Each solid fits perfectly in the glass cube. Can you fit the red tetrahedron in the cube? Hint: How many edges does the tetrahedron have? 

Can you fit the blue Kepler Star and the yellow cubeoctahedron in the cube? Hint: Examine features such as edges, faces and corners and relate those to the cube. 

What percentage of the cube’s volume is occupied by each solid? 

Maths
Notice the tetrahedron has six edges and that a cube has six faces. This is not just a coincidence, but a geometric relationship between the tetrahedron and the cube. When you slide the tetrahedron into the cube there will be exactly one edge on each face of the cube.
When you slide the tetrahedron into the cube, the four corners of the tetrahedron occupies four corners of the cube – leaving the other four corners free. The Kepler Star is made by intersecting two tetrahedrons, so it has eight corners that can occupy all the corners of the cube.
Finally, the cubeoctahedron is made from eight triangle faces and six square faces. When you slide the solid into the glass cube, each square face will meet each face of the cube. In fact, the cubeoctahedron is made by snipping off the corners of a cube.

History
The tetrahedron is called a Platonic solid. These solids have identical regular faces (like, triangles, squares and pentagons), and the same number of faces at each corner. There are only five Platonic solids, the tetrahedron, cube, octahedron, icosahedron and dodecahedron. They are named after the ancient Greek philosopher Plato, who associated these solids with the classical elements of fire, earth, air, water and “quintessence”.
The Kepler Star is named after the famous astronomer Johannes Kepler, although he called it a stella octangular or octagonal star.
The cubeoctahedron is called an Archimedean solid, which are made with two or more types of regular faces, with the same number of faces at each corner. There are 13 Archimedean solids.

People
Plato c. 428BC – 348BC
Plato was a philosopher from Ancient Greece.
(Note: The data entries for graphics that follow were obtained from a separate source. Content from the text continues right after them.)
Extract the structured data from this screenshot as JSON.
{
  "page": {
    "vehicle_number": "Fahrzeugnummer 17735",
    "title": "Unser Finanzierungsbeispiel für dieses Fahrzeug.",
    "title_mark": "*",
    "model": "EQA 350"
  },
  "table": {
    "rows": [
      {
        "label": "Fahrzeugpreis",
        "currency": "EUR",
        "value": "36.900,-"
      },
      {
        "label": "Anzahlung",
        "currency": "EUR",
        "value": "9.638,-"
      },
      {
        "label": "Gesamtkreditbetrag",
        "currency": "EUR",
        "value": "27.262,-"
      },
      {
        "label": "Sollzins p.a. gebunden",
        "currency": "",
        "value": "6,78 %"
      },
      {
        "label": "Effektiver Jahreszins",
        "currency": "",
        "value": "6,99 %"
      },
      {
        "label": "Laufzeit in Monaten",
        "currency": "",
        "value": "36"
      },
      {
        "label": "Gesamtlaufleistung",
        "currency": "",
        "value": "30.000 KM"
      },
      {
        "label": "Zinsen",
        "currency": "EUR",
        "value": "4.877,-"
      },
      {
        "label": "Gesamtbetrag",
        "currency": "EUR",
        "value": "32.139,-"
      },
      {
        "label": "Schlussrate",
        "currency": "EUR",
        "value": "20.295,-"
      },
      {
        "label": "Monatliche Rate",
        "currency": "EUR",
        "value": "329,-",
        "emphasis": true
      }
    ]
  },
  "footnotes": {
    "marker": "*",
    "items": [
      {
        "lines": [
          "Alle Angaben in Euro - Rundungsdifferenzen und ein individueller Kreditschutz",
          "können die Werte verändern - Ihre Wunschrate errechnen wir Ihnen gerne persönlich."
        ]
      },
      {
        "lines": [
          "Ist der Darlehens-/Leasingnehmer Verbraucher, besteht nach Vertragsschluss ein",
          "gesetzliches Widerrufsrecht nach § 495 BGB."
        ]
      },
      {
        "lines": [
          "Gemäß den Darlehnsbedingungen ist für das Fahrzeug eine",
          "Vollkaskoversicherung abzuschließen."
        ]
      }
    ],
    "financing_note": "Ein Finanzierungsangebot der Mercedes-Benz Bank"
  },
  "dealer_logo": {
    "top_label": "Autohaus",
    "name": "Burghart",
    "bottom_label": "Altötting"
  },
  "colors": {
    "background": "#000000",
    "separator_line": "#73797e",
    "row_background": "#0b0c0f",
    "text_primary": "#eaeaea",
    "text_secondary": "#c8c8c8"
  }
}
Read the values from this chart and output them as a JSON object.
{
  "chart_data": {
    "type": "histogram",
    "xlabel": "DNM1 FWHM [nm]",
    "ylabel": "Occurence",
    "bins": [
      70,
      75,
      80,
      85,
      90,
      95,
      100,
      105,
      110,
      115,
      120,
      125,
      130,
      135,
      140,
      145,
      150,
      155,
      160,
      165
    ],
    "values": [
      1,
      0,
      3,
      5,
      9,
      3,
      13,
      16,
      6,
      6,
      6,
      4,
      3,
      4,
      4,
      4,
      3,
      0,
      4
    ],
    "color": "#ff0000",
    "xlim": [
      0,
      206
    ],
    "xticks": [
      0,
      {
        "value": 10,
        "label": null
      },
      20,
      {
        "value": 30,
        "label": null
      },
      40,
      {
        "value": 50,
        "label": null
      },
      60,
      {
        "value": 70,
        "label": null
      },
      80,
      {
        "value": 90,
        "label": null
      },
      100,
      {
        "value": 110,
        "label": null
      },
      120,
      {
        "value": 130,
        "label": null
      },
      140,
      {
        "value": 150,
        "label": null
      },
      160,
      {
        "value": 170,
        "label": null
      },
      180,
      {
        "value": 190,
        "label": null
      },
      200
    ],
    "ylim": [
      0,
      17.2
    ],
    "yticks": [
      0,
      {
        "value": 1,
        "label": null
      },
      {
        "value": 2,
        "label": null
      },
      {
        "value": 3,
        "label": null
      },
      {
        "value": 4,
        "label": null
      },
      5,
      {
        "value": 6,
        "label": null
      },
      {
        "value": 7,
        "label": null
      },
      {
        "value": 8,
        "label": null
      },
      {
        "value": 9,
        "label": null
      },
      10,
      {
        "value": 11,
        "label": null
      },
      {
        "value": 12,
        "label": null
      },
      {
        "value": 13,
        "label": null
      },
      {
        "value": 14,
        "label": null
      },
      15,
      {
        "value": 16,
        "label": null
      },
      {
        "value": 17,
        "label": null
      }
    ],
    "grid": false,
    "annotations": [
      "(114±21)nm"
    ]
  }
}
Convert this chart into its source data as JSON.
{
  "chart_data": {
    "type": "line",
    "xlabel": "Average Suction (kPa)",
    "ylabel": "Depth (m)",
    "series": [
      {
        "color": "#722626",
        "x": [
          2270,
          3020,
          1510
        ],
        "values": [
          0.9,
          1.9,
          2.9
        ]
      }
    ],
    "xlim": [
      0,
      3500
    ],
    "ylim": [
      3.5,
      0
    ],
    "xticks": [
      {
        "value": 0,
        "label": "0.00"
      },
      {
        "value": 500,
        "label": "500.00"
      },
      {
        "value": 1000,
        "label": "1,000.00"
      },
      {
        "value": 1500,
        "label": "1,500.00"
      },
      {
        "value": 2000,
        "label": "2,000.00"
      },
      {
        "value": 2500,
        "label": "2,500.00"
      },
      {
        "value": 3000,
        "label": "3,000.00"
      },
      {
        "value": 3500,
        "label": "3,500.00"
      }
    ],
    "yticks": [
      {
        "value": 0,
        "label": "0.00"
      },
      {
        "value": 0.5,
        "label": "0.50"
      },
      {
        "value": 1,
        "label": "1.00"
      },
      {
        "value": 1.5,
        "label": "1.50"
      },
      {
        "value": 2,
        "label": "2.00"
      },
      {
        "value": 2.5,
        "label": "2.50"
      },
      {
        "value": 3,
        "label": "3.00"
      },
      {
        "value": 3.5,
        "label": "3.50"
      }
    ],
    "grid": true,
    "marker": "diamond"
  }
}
He was a student of Socrates and the teacher of Aristotle. Plato set up the first institution of higher learning in the Western world, called the Academy. While not a mathematician himself, Plato associated the five regular solids (tetrahedron, cube, octahedron, icosahedron, dodecahedron) with the four classical element (fire, earth, air, water) and a fifth element, quintessence.